Ford is taking about 450 transmissions a week under its contract, which extends to June, 2010.
DSI’s future lies with exports and, while it does not have any signed contracts at present, there are at least two companies keen to secure supplies of transmissions from the Albury plant.
Ssangyong still looms large in DSI’s future, even though it was Ssangyong’s receivership which led directly to DSI’s receivership.
The Korean SUV maker took 60 per cent of DSI’s output, but all orders ceased when Ssangyong went into receivership in January.
Mr Longley was in Korea last week for talks with Ssangyong and that company’s receivers over a day and a half.
“There is a lot of confidence they will be allowed to restructure,” Mr Longley said.
The receivers are before a Korean court seeking permission to restructure and a decision will be handed down on May 22.
He said there was optimism about the court decision because Ssangyong has virtually completed development of what it calls the C200 model.
“That model is critical for the restructuring and rehabilitation of the company,” Mr Longley said.
It has been designed to use DSI’s new front-wheel drive six-speed transmission, which will only be produced if DSI’s new owners can stump up the $12 million to $15 million to finish the new production line being built at Albury.
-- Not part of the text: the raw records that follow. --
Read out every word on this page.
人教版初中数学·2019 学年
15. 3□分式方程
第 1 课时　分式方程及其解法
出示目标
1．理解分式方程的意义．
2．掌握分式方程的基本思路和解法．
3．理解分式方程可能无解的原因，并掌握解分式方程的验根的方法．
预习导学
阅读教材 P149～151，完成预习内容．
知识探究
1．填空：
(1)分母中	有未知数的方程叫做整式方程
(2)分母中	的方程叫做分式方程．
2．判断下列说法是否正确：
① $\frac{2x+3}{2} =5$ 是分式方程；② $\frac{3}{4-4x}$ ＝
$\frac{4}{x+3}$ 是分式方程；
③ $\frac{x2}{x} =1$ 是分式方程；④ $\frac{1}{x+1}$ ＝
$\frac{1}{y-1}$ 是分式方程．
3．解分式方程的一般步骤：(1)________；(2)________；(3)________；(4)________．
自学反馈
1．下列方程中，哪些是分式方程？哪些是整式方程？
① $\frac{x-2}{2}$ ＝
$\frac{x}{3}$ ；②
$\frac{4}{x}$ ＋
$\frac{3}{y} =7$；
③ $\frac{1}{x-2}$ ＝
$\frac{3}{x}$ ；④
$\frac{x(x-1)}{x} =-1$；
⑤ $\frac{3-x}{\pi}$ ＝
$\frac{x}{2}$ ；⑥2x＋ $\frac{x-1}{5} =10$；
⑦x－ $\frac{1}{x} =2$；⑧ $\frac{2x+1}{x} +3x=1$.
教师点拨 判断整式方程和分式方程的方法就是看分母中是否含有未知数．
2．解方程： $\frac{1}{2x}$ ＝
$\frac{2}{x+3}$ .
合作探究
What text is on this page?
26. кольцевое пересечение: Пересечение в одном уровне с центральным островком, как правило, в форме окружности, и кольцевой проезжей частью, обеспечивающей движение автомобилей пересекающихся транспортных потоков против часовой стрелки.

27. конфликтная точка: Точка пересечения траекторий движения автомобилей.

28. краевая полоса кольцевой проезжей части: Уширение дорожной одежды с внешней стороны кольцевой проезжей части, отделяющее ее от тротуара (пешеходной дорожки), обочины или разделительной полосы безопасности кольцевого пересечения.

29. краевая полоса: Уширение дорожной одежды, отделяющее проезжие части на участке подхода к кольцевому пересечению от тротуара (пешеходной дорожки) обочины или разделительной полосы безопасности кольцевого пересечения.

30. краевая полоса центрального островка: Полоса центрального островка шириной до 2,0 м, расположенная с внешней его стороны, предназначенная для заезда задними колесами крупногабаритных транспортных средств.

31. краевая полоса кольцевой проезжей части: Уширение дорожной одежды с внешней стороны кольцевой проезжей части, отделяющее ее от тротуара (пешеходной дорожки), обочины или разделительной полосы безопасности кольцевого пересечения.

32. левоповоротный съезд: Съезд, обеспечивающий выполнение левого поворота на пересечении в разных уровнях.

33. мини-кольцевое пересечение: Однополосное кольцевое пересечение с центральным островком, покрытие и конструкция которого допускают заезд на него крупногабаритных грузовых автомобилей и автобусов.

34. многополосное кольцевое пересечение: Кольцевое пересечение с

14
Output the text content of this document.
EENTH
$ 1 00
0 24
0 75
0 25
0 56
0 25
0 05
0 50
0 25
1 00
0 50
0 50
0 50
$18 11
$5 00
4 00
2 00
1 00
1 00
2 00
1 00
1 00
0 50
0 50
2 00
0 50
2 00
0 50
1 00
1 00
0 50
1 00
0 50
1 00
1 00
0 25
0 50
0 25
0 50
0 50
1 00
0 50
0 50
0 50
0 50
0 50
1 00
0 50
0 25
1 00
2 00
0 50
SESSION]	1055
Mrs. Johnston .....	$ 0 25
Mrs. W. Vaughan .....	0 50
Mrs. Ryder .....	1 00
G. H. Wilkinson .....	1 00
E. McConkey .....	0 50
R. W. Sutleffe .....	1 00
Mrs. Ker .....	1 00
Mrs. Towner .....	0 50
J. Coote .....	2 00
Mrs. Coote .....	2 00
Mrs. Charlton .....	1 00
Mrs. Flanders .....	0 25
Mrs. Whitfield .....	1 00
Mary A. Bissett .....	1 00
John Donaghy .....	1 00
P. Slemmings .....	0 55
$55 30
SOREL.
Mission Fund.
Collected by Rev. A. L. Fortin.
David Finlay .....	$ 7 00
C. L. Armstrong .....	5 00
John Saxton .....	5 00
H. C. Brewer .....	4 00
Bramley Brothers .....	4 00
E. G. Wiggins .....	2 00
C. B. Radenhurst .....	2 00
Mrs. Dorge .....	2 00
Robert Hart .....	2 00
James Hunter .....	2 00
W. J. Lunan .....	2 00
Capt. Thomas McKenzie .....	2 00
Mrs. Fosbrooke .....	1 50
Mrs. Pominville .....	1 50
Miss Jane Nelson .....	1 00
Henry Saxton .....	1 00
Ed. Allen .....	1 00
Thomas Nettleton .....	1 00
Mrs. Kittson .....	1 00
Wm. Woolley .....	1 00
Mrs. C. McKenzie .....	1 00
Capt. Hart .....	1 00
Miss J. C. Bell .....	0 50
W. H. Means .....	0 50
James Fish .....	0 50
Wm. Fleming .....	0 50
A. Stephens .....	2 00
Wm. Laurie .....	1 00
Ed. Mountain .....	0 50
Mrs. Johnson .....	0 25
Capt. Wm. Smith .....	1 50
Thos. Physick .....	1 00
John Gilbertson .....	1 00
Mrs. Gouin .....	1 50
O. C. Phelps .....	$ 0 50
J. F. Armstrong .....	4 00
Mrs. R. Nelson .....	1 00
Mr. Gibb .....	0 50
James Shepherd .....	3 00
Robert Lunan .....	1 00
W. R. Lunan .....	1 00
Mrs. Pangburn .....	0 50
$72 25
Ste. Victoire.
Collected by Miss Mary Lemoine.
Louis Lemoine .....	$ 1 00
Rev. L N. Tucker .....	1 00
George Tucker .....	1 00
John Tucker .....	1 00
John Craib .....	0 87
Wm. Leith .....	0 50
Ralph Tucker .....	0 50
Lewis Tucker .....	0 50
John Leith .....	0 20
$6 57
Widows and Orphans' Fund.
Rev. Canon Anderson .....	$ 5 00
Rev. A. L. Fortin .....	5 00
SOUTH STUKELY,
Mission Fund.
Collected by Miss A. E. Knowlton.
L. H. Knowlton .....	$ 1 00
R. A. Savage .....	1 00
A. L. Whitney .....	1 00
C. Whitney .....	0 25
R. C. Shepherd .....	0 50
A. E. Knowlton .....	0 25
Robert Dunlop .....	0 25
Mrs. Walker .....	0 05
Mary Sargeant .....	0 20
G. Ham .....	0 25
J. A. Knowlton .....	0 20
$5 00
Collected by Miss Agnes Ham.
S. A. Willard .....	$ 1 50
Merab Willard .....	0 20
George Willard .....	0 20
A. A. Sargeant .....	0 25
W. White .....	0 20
Mr Longley said that, although DSI was just completing a contract for Mahindra and Mahindra (Mahindra), the Indian company intended to source future products from DSI.
Mr Longley said the global financial crisis had forced Mahindra to reduce production and that Mahindra had cut back the volumes it had ordered from DSI to unexpectedly low levels.
After talks with Mahindra, Mr Longley said he was convinced Mahindra wanted a long-term relationship with DSI.
On that understanding, he has agreed not to enforce the minimum volume clause in the Mahindra contract that could have been triggered by the low volumes Mahindra is now taking.
He said he believed Mahindra’s orders would start to rise in April, and that would offset an expected tapering in Ford volumes after Ford re-stocked its supply line.